Dr. Latief
Awaludin
Allah swt menurunkan perintah zakat pada periode Madinah. Pada periode ini
perhatian umat banyak mengarah pada soal-soal sosial kemasyarakatan termasuk
kewajiban zakat dikarenakan adanya kekuasaan ditangan umat Islam sehingga
kewajiban zakat bisa efektif.
Pembayaran zakat ini merupakan
kewajiban agama dan merupakan salah satu dari lima rukun Islam. Kewajiban itu
berlaku bagi setiap Muslim yang telah dewasa, merdeka, berakal sehat, dan telah
memiliki harta itu setahun penuh dan memenuhi nisab. Zakat dikenakan atas harta
kekayaan berupa emas, perak, barang dagangan, binatang ternak tertentu, barang
tambang, harta karun, dan hasil panen.
Dalam sejarah ketatanegaraan Islam, pengelolaan zakat diserahkan kepada “waliyul
amr” yang dalam konteks ini adalah pemerintah, karena para fukaha
berbendapat خُذْ
مِنْ أَمْوَالِهِمْ صَدَقَةً pada surat
At-taubah;103 kewenangan untuk melakukan pengambilan itu berada pada kekuatan
pemerintah.
Pada awal pemerintahan Islam, zakat merupakan sumber pertama dan terpenting
dari penerimaan negara. Negara bertanggungjawab dalam penghimpunan dan
menggunakannya secara layak, dan penghasilan dari zakat tidak boleh dicampur
dengan penerimaan publik lainnya. Zakat merupakan kebijakan fiskal Islam yang
berbeda dengan kebijakan fiskal konvensional.

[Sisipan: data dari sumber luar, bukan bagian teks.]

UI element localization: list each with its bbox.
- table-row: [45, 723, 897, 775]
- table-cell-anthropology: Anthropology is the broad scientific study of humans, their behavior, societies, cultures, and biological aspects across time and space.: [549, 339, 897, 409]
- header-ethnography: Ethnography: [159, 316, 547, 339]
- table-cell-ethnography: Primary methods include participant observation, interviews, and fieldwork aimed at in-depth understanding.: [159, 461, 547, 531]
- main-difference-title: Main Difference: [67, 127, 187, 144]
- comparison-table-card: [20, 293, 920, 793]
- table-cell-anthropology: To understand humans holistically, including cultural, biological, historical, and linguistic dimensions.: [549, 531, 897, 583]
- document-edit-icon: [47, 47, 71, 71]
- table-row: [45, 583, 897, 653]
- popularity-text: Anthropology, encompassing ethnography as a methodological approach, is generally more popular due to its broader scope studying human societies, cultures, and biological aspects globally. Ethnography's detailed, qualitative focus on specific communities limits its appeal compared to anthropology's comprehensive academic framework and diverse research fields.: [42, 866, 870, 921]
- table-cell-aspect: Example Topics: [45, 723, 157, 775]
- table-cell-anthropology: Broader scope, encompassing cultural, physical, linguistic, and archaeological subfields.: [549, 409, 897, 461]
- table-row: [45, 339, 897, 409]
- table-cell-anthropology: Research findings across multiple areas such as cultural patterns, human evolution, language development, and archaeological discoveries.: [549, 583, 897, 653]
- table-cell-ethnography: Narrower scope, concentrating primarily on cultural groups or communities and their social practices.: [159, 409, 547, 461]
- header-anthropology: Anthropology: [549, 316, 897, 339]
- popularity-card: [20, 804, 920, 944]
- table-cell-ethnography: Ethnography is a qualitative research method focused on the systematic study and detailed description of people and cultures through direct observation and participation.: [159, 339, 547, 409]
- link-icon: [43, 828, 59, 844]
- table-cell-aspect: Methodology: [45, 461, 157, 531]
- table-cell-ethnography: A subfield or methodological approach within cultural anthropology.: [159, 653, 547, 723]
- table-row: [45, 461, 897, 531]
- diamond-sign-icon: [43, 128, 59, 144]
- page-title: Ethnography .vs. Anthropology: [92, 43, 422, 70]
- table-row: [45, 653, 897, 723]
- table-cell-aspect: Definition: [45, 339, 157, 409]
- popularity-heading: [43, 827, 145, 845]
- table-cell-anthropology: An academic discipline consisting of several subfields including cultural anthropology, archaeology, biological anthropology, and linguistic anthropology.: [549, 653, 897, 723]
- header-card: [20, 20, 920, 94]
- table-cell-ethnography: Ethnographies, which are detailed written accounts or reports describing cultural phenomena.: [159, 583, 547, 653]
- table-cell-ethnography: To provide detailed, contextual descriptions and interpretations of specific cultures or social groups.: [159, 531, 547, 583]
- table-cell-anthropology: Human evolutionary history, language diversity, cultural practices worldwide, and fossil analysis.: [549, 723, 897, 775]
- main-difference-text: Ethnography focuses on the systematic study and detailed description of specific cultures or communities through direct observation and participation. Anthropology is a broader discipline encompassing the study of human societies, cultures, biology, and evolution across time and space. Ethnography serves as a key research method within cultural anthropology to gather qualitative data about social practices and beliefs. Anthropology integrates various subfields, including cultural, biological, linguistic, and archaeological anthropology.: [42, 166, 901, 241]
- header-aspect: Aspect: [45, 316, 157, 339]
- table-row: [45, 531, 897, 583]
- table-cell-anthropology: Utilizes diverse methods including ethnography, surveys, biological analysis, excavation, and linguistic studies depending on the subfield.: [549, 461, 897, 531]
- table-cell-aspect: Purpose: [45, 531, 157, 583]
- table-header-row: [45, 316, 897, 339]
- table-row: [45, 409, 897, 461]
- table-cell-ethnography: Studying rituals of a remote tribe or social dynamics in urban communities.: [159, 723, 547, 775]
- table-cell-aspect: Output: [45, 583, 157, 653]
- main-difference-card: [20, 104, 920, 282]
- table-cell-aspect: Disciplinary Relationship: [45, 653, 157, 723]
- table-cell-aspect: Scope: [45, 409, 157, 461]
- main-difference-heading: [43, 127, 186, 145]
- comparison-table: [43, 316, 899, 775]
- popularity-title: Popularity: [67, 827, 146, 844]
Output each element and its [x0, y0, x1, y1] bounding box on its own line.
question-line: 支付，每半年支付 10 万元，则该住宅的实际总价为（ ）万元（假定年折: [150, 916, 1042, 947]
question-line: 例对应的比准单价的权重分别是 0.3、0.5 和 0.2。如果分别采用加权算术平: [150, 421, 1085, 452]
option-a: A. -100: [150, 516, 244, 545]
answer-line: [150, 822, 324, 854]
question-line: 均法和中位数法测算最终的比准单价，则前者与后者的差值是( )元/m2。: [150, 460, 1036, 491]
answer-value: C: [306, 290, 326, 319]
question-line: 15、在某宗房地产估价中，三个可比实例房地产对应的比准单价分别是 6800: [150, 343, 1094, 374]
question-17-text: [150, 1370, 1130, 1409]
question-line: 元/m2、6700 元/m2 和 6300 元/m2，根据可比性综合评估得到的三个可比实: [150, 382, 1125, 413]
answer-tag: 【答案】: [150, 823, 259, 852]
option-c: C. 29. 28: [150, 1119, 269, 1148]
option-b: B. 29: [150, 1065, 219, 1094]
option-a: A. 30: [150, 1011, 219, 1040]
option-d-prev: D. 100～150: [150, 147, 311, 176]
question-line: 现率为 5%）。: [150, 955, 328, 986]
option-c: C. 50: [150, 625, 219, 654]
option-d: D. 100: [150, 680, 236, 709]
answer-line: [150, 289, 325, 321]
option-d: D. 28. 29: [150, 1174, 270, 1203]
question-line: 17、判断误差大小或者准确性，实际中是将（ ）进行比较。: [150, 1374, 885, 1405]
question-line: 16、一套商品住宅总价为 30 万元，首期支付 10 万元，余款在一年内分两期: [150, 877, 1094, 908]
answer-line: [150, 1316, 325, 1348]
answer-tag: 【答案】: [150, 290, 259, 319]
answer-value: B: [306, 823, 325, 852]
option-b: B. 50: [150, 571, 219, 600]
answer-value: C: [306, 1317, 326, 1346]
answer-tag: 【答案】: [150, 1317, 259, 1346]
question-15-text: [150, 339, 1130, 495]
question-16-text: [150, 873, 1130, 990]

Dalam fiskal konvensional pemerintah
dapat mempengaruhi kegiatan perekonomian melalui insentif dalam tarif pajak
maupun besarnya ‘tax base’ dari suatu kegiatan perekonomian, sedangkan
dalam sistem zakat, segala ketentuan tentang besarnya tarif zakat sudah
ditentukan berdasarkan petunjuk dari Rasulullah. Oleh karena itu, kebijakan
zakat sangat berbeda dengan kebijakan perpajakan.
Konsep fiqh zakat menyebutkan bahwa sistem zakat berusaha untuk
mempertemukan pihak surplus Muslim dengan pihak defisit Muslim.Tujuan dari
sistem ini agar terjadi proyeksi pemerataan pendapatan antara surplus dan
defisit Muslim atau bahkan menjadikan kelompok yang defisit (mustahiq) menjadi
surplus (muzakki).
Pengelolaan zakat oleh pemerintah
berlangsung cukup lama hingga kekhilafahan Islam. Pada masa khulafa rasyidin
zakat sebagai pajak kaum muslimin bahkan pada masa Abu Bakr penegakan
zakat dikenal sangat ketat. Hal ini tersirat dalam ungkapan Abu Bakar di
kalangan umat saat itu, “Demi Allah aku akan memerangi orang-orang yang
membedakan kewajiban shalat dengan zakat.Sesungguhnya zakat adalah hak yang
harus diambil dari harta kalian. Demi Allah, jika menolak untuk
menunaikan zakat yang pernah dilakukan pada zaman Rasul, pasti akan aku perangi…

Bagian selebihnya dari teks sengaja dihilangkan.